面白かったのが、Zoomなどのオンラインミーティングで議論が多次元化してたことです。会話している画面の横で、チャット機能で別の議論が自然に展開されているんですよ。これもなんか効率的だな、とか。
他にも、画面に出てる顔が本人じゃなくて、アバターになってきてたりとか。自分の分身みたいなキャラクターの画像同士で話をしていて、将来的には一緒に働いている人の顔も知らずに仕事ができるんじゃないかって思っちゃうような。こういう面白い流れが勝手に生まれてるのを眺めてますね。
マクアケが変えた、新商品のデビュープロセス
中山:
マクアケによって、新商品のデビューの仕方は明らかに変わってきたと思っています。これまでは新商品をデビューさせようとしたら、在庫を作ってお店に並べるか、大量の広告費をかけて宣伝して消費者に認知してもらうことがマストでした。しかしマクアケでは企画のタイミングで消費者にいきなり購入してもらって、そこから作り始めることも可能です。この時間軸のシフトによって、これまでだったらお蔵入りしちゃうようなアイデアも世の中に広がっていくようになったのが、大きな成果かなと思っています。
ただ、これはコンシューマー限定の話なんですね。今後はコンシューマーだけでなく、日本中のセレクトショップやバイヤーにも同様の売り方ができるようになれれば、と。また、今は日本国内に限定されてるんで、海外に拡張もしたりとか。
今までの「流通構造ってこうだよね」という前提を、そもそも流通のスペシャリストではない僕らが整理整頓し直したら、「こうした方が合理的・効率的なんじゃないか」というのが見えてきたと感じています。この新しい構造に素直にアジャストしていって、新商品が生まれやすくなるような動きをしています。
十倉:
マクアケって課金のビジネスではないじゃないですか。どちらかというと1つの商品ができてアップされて、テストマーケティングがあって終わりっていうイメージなんですけども。割と次々とリピートされてるんですかね。
中山:
そうですね、今出ている半分近くの商品は、過去に使ったことのあるメーカーさんとかが出品していますね。多いところだと年に何商品も出してきます。企業が新商品を作るライフサイクルの中にマクアケが入ってる、という感じです。

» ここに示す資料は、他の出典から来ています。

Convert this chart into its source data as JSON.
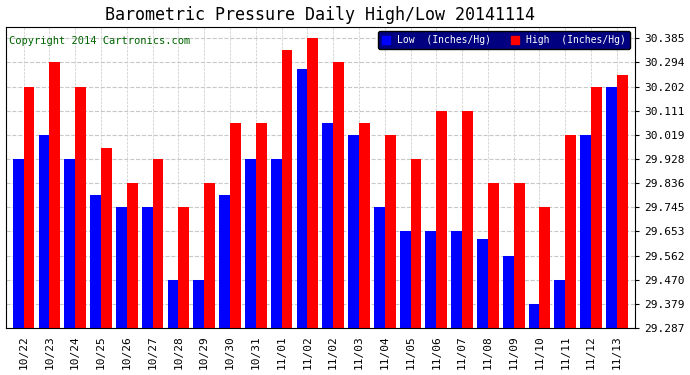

「自動化」と「高度化」、両方の実現を叶えるfreee
佐々木:
僕たちの場合は、新しく起業される方が経営しやすく、成長中の企業が効率を犠牲にせず内部統制や管理体制を図れるように、を目指しています。
そして、これらはもう少し抽象的に言えば、これまではバラバラの方向を向いていた「自動化」と「高度化」を全部同時にできるようにしたということだと思うんです。以前はこれらは相反するもので、どちらかが犠牲になると考えられていたので、両立できることを理解してもらうのは大変でした。
たとえば、freeeって数年前までは小規模事業者向けと言われていたんです。でも僕らはそうは思っていなくて、「むしろ高度な分析も可能になるんだ」と思っていたんですけど、これを理解してもらえるようになったのはようやく最近のことですね。
そもそも自動化がなぜ実現するかというと、業務間を連携して人の手を介在させないようにするからなんですね。そして、人の手が介在しないということは、手作業による情報の損失がないということでもある。ということは、生のデータがたくさん得られるわけですから、高度な分析も可能になる。こういう風に、自動化と高度化は両立できるわけです。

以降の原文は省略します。